CHAOTIC CHARITY Dublin’s 23 homeless charities all purport to reach out to the same cohort of people with the same array of services but there is no coordination between them (Photo: Michael Coghlan)
The recent travails of the Peter McVerry Trust have cast a timely light on the activities of the charities sector, a stratum of society that has morphed from initial altruism into what is now big, big business indeed.
We will return to Peter McVerry Trust in a moment, but first, an overview. There are now 12,000 registered charities in Ireland, or one for every 425 people. There are nearly 380,000 people employed in the charities sector, which makes charity a major industry in its own right. And looked at in the round, it is hard to see how there cannot be considerable duplication and overlap between so many charities competing with one another for what is a finite market of needs.
The journalist Conor Skehan, himself closely allied to homeless charities, recently bemoaned the fact that there are 23 homeless charities in Dublin, employing 900 people, with all purporting to reach out to the same cohort of people with the same array of services, but with no cohesion between them as to which entity is responsible for what.
The McVerry debacle is a salutary lesson in how a well-meaning, down-to-earth initiative aimed at alleviating an acute social problem can turn into a runaway horse that has long since broken its reins and is running wild. And most distressing of all is that the name of Fr Peter McVerry, such a revered and saintly man, should be sullied by the actions – or, in this case, the inactions – of those entrusted to oversee his good works.
The McVerry Trust is the largest non-government provider of emergency accommodation in the State, employing 530 staff and with €177 million in fixed assets. Its income is of the order of €62 million, but when it was on the brink of collapse last year it needed a €15 million bailout from the Government in order to remain afloat. This in turn prompted an investigation and report from the Charities Regulator which uncovered a shambles of poor oversight, lack of financial control, and inadequate governance.
The catalogue of mismanagement was breathtaking, but led back to the same conclusion – that altruistic bodies operate to a different moral standard than their commercial brethren. The public perception is that, simply because of their nature, such bodies are immune to financial irregularities on the part of those who run their affairs.
The report instanced one particular transaction that, in any other organisation, would be dismissed as far fetched.

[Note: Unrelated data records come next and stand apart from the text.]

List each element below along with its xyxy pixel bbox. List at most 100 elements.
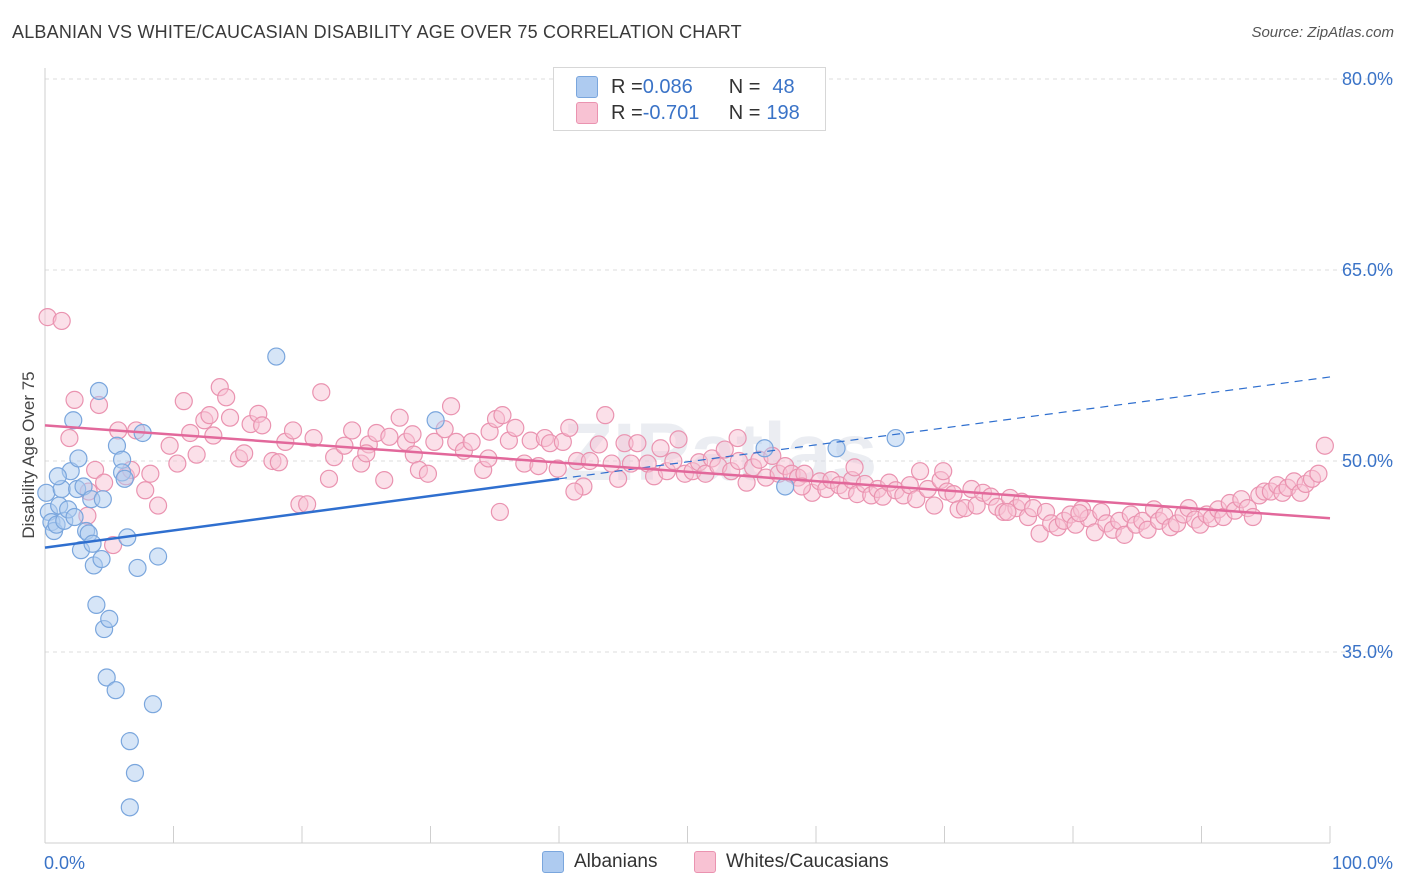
- data-point: [95, 473, 114, 492]
- data-point: [589, 435, 608, 454]
- data-point: [187, 445, 206, 464]
- y-tick-label: 50.0%: [1342, 451, 1393, 471]
- data-point: [441, 397, 461, 416]
- data-point: [565, 482, 584, 501]
- data-point: [426, 411, 445, 430]
- legend-label-whites: Whites/Caucasians: [726, 851, 889, 872]
- legend-row-whites: R = -0.701 N = 198: [576, 100, 800, 126]
- legend-swatch-whites: [576, 102, 598, 124]
- data-point: [390, 408, 409, 427]
- y-tick-label: 65.0%: [1342, 260, 1393, 280]
- data-point: [827, 439, 846, 458]
- data-point: [125, 763, 145, 783]
- legend-r-value: -0.701: [642, 101, 700, 124]
- data-point: [128, 558, 147, 578]
- legend-n-label: N =: [728, 101, 761, 124]
- data-point: [664, 451, 683, 471]
- data-point: [934, 462, 953, 481]
- legend-item-whites[interactable]: Whites/Caucasians: [694, 851, 889, 873]
- legend-n-value: 48: [772, 75, 795, 98]
- data-point: [404, 445, 423, 464]
- stats-legend: R = 0.086 N = 48 R = -0.701 N = 198: [553, 67, 826, 131]
- data-point: [253, 416, 272, 435]
- data-point: [181, 423, 200, 443]
- data-point: [120, 798, 139, 817]
- data-point: [269, 453, 288, 472]
- data-point: [493, 406, 512, 425]
- legend-r-label: R =: [611, 101, 643, 124]
- legend-n-label: N =: [728, 75, 761, 98]
- data-point: [267, 347, 286, 366]
- data-point: [845, 458, 864, 477]
- data-point: [143, 695, 163, 714]
- legend-swatch-whites: [694, 851, 716, 873]
- data-point: [319, 469, 339, 488]
- data-point: [548, 459, 567, 478]
- data-point: [602, 454, 621, 473]
- legend-r-label: R =: [611, 75, 643, 98]
- data-point: [60, 428, 79, 448]
- data-point: [200, 406, 219, 425]
- legend-swatch-albanians: [576, 76, 598, 98]
- legend-label-albanians: Albanians: [574, 851, 658, 872]
- data-point: [651, 439, 670, 458]
- data-point: [69, 449, 88, 468]
- chart-title: ALBANIAN VS WHITE/CAUCASIAN DISABILITY A…: [12, 22, 742, 42]
- data-point: [312, 383, 331, 402]
- data-point: [462, 432, 481, 451]
- data-point: [86, 460, 105, 480]
- data-point: [235, 444, 254, 463]
- tick-labels: 35.0% 50.0% 65.0% 80.0% 0.0% 100.0%: [44, 69, 1393, 873]
- legend-item-albanians[interactable]: Albanians: [542, 851, 657, 873]
- legend-row-albanians: R = 0.086 N = 48: [576, 74, 795, 100]
- data-point: [48, 467, 67, 486]
- legend-r-value: 0.086: [642, 75, 693, 98]
- data-point: [97, 668, 116, 687]
- data-point: [1315, 436, 1334, 455]
- data-point: [204, 426, 223, 445]
- data-point: [343, 421, 362, 440]
- data-point: [136, 481, 155, 500]
- data-point: [64, 411, 83, 430]
- data-point: [560, 418, 579, 437]
- data-point: [148, 496, 168, 515]
- data-point: [325, 448, 344, 467]
- data-point: [737, 473, 756, 492]
- y-tick-label: 80.0%: [1342, 69, 1393, 89]
- data-point: [425, 432, 444, 451]
- data-point: [925, 496, 944, 515]
- data-point: [52, 311, 71, 331]
- data-point: [89, 381, 109, 401]
- x-tick-label: 100.0%: [1332, 853, 1393, 873]
- data-point: [1070, 504, 1089, 523]
- data-point: [418, 464, 438, 483]
- data-point: [580, 451, 599, 471]
- data-point: [1115, 525, 1134, 544]
- trend-line-projection: [558, 376, 1331, 480]
- data-point: [755, 439, 774, 458]
- data-point: [283, 421, 303, 440]
- data-point: [93, 490, 112, 509]
- data-point: [115, 469, 134, 488]
- data-point: [1030, 524, 1049, 543]
- axes: [44, 68, 1331, 844]
- data-point: [298, 495, 317, 514]
- data-point: [886, 428, 905, 448]
- data-point: [669, 430, 688, 449]
- source-label: Source: ZipAtlas.com: [1251, 24, 1394, 41]
- data-point: [1309, 464, 1328, 483]
- data-point: [220, 408, 240, 427]
- data-points: [37, 308, 1334, 817]
- data-point: [87, 595, 106, 614]
- data-point: [304, 428, 323, 448]
- data-point: [403, 425, 422, 444]
- data-point: [506, 418, 525, 437]
- data-point: [217, 388, 236, 407]
- data-point: [910, 462, 930, 481]
- y-axis-label: Disability Age Over 75: [19, 371, 38, 538]
- data-point: [106, 681, 125, 700]
- data-point: [65, 507, 84, 527]
- x-tick-label: 0.0%: [44, 853, 85, 873]
- data-point: [628, 434, 647, 453]
- data-point: [609, 469, 628, 488]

In 2016, the Peter McVerry Trust asked its external auditor to buy a house in Celbridge and then sell it on immediately to the Trust, so that the purchase ‘would not be publicly known’. The house was then rented under a 25-year lease to a friend of the then CEO, even though the friend did not qualify for a housing allocation under Trust rules. The friend was then given a transport contract worth €200,000 a year by the Trust, and was later employed by that body, so that he was simultaneously a Trust tenant, contractor and employee.
The Board of the Trust only found out about the arrangement seven years later, when the CEO retired. Indeed, the Board appeared to have a singularly detached involvement in the Trust affairs – the members actually signed off on a set of accounts showing €19 million owing to creditors, but later pleaded the board was ‘unaware’ of the situation.

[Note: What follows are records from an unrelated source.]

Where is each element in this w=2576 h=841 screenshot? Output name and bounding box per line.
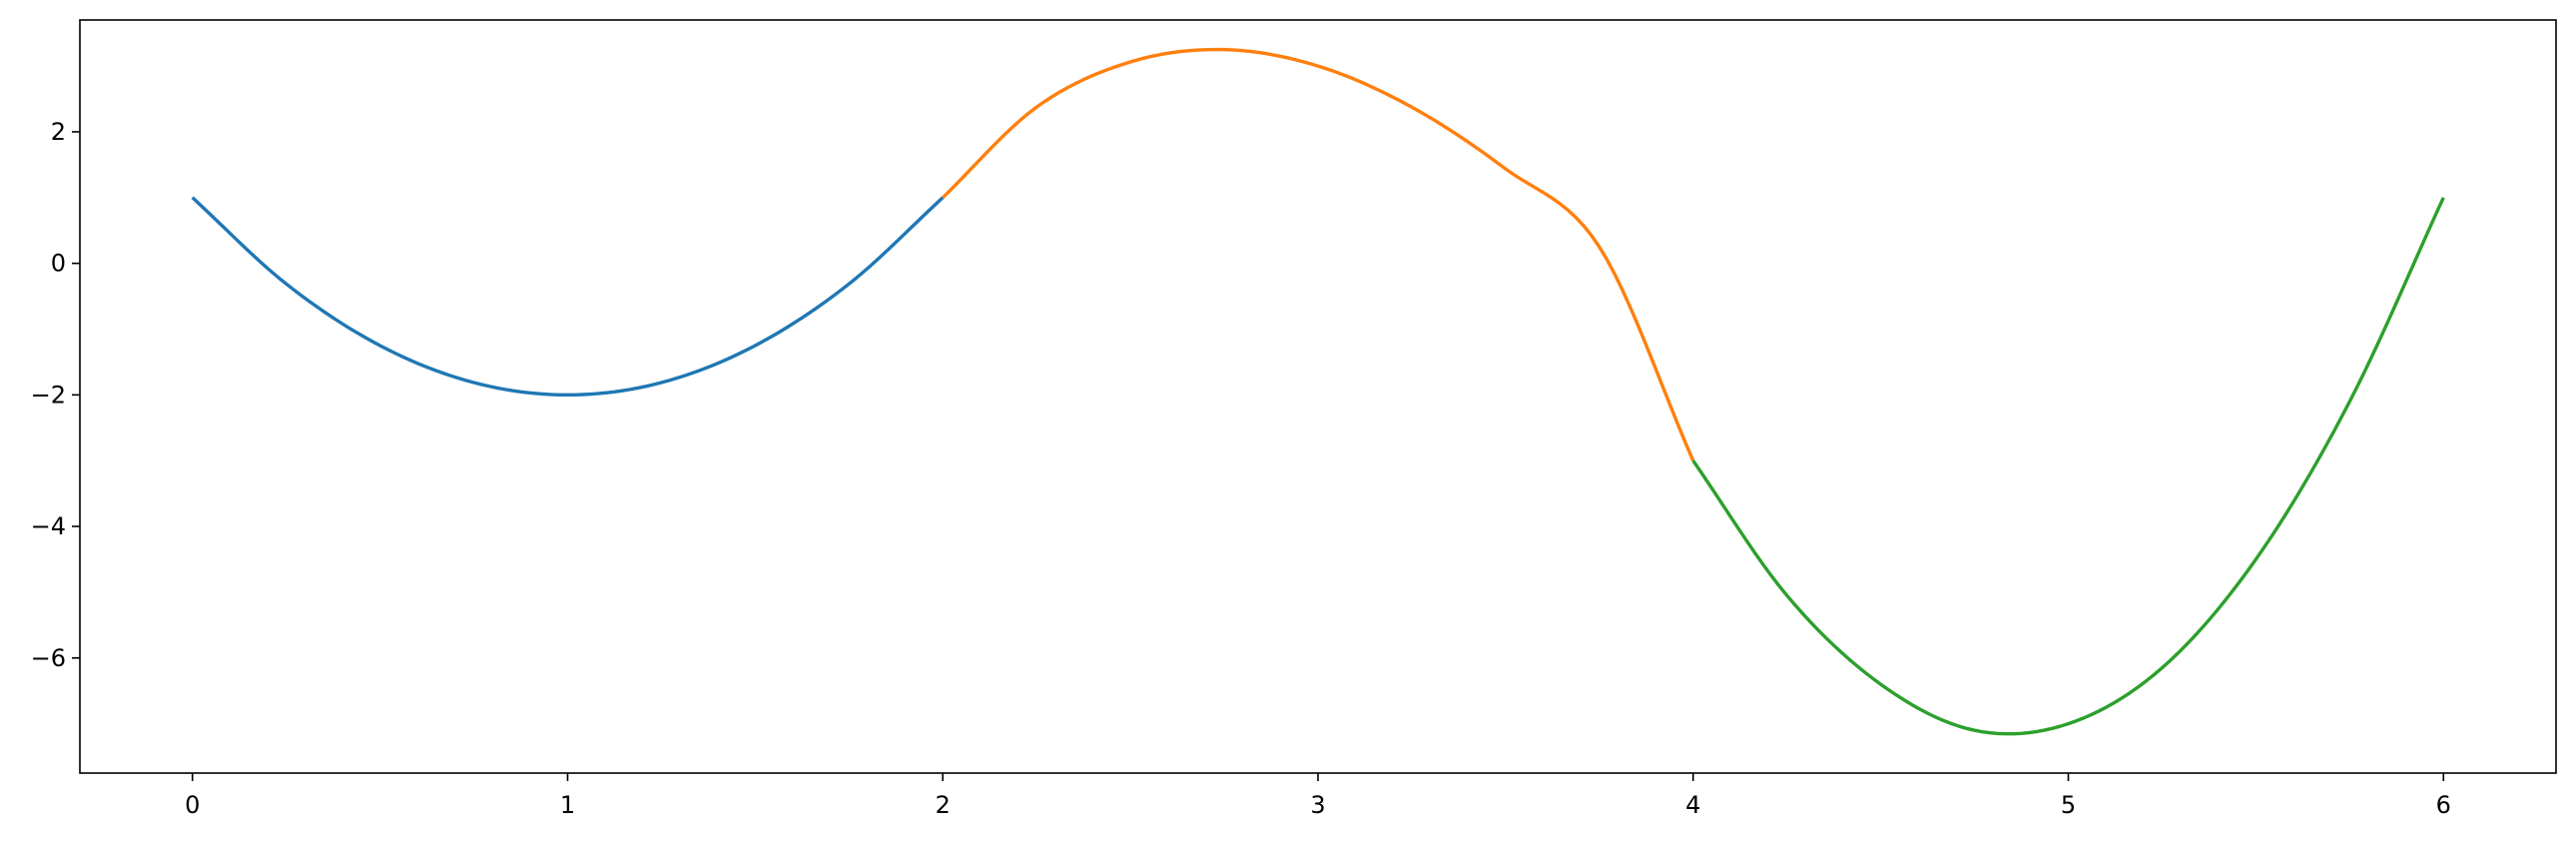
x-tick-label: 1 bbox=[560, 791, 575, 819]
y-tick-label: −6 bbox=[31, 644, 66, 672]
x-tick-label: 3 bbox=[1310, 791, 1325, 819]
y-tick-label: 2 bbox=[51, 118, 66, 146]
y-axis-ticks: 2 0 −2 −4 −6 bbox=[31, 118, 80, 672]
series-line-2 bbox=[942, 47, 1695, 461]
plot-area bbox=[80, 20, 2556, 773]
x-tick-label: 6 bbox=[2436, 791, 2451, 819]
x-tick-label: 2 bbox=[936, 791, 951, 819]
x-axis-ticks: 0 1 2 3 4 5 6 bbox=[185, 773, 2451, 819]
y-tick-label: −4 bbox=[31, 512, 66, 540]
x-tick-label: 4 bbox=[1685, 791, 1700, 819]
series-layer bbox=[191, 47, 2445, 736]
series-line-3 bbox=[1691, 197, 2445, 736]
series-line-1 bbox=[191, 196, 945, 398]
y-tick-label: 0 bbox=[51, 250, 66, 278]
x-tick-label: 0 bbox=[185, 791, 200, 819]
axes-frame bbox=[79, 19, 2557, 774]
y-tick-label: −2 bbox=[31, 381, 66, 409]
x-tick-label: 5 bbox=[2061, 791, 2076, 819]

Whether the McVerry situation reflects what is happening in the broader charity sector, it has certainly set alarm bells ringing at official level. At a time when compliance, regulation and governance have taken on a new importance in the commercial sector, only one in five charities employ a designated compliance officer.
Clearly, if charity begins at home, those in the front line could start by putting their houses in order.